La Terrasse

"La culture est une résistance à la distraction" Pasolini

Théâtre - Entretien

Jean-Michel Ribes

Jean-Michel Ribes - Critique sortie Théâtre
Crédit : Brigitte Enguerand Légende : Jean-Michel Ribes

Publié le 10 septembre 2011 - N° 189

Un opéra bouffe contre le barnum politique

Passionné depuis toujours par l’opéra bouffe, le directeur du Théâtre du Rond-Point crée René l’énervé, sur une musique originale de Reinhardt Wagner. Un « opéra bouffe et tumultueux » qui porte un regard satirique sur le monde politique français des quatre dernières années.

Votre univers est intimement lié à l’absurde et à la comédie. Quelles sont, pour vous, les vertus et les limites du rire ?
Jean-Michel Ribes : En France, on regarde souvent le rire et la comédie de façon méprisante. On mélange tout : les pires programmes de TF1 et les œuvres d’Offenbach ! Voilà des années que je m’élève contre ça. Je crois aux vertus d’un « rire de résistance », un rire qui nous tire vers le haut, nous libère des formats, de la dictature du raisonnement, de l’hégémonie de l’esprit de sérieux. C’est le rire de Rabelais et de Jarry. C’est le rire qui, comme le disait Aragon, « creuse des galeries vers le ciel », le rire qui s’oppose au rire dégradant des ricaneurs, de tous ceux qui ne dénoncent rien, qui ne font pas scandale. Les limites du rire, c’est donc cela : la tranquillité, le conformisme des réalités définitives, du bon goût et de la morale.
 
René l’énervé s’inspire de l’actualité politique de notre pays.
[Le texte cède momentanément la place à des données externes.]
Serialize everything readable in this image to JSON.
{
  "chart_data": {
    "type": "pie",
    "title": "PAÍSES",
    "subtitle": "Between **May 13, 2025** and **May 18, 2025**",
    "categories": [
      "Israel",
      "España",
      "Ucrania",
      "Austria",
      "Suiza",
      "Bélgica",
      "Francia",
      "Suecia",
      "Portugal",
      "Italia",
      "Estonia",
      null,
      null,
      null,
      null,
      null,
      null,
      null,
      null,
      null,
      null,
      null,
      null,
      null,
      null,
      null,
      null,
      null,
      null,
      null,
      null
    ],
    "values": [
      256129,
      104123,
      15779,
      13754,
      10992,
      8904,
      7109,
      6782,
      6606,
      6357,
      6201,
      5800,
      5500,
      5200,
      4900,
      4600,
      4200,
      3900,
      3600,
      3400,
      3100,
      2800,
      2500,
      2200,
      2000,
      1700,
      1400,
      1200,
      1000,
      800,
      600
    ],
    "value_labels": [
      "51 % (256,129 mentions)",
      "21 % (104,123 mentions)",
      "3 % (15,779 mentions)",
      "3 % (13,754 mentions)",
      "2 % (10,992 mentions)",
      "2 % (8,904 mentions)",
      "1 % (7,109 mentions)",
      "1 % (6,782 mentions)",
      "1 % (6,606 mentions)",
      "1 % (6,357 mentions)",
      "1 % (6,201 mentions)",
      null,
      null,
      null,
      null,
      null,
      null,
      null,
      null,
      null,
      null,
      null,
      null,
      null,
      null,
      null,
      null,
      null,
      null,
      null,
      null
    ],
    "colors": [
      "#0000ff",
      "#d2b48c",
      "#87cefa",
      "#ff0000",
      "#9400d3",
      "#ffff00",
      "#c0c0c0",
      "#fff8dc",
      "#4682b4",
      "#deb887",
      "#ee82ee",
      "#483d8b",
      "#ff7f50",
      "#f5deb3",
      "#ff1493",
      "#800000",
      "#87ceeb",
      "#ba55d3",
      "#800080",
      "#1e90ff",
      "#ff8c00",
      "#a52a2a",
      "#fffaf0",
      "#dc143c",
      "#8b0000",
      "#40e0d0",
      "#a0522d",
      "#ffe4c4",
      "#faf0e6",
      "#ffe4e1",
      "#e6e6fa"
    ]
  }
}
Qu’est-ce qui vous a donné envie de passer du champ de l’absurde à celui de la satire ?
J.-M. R. : Voilà plusieurs années que je me sens agressé par le barnum politique qui s’est installé en France depuis la dernière élection présidentielle. Et je ne parle pas uniquement de ce qui se passe à droite. Nicolas Sarkozy a entraîné l’ensemble de la classe politique dans un ton, dans une manière de faire qui tend à nous éloigner de toute chose culturelle. A travers René l’énervé, j’ai souhaité dénoncer la contagion généralisée – de droite à gauche, en passant par les écologistes – de la médiocratie. Je ressens un véritable malaise face à cette politique-là. Et avant que ce malaise ne se transforme en aigreur, j’ai préféré m’en libérer par le rire, en écrivant, avec Reinhardt Wagner, un opéra bouffe plein de légèreté, une farce musicale insolente et bouffonne.
 
« A travers René l’énervé, j’ai souhaité dénoncer la contagion généralisée de la médiocratie. »
 
Qui est René l’énervé ?
J.-M. R. : Il s’agit d’un petit épicier qui court jour et nuit. C’est lui que les membres du parti majoritaire ont choisi comme homme providentiel pour remplacer le vieux pacha qui vient de mourir. Car René possède deux qualités qui paraissent essentielles à tous ceux qui souhaitent le voir arriver jusqu’à la tête de l’Etat : il a de l’énergie à revendre et, surtout, beaucoup de bon sens. Or, nous savons très bien à quoi mène le bon sens en politique… Et face à tout cela, l’opposition roupille… René l’énervé est une fable satirique, un conte drolatique qui retraverse en musique, grâce à vingt chanteurs-comédiens, les principaux événements ayant ponctué la vie politique française des quatre dernières années…
 
Entretien réalisé par Manuel Piolat Soleymat      


René l’énervé, Opéra bouffe et tumultueux (texte publié par Actes Sud – Papiers), texte et mise en scène de Jean-Michel Ribes ; musique originale de Reinhardt Wagner. Du 7 septembre au 29 octobre 2011. Du mardi au samedi à 21h, le dimanche à 15h. Relâche les lundis et le dimanche 11 septembre. Théâtre du Rond-Point, 2 bis avenue Franklin D. Roosevelt, 75008 Paris. Tél : 01 44 95 98 21.
Reprise les 14, 15, 16, 17 et 18 mars 2012 à l’Opéra national de Lorraine / Nancy.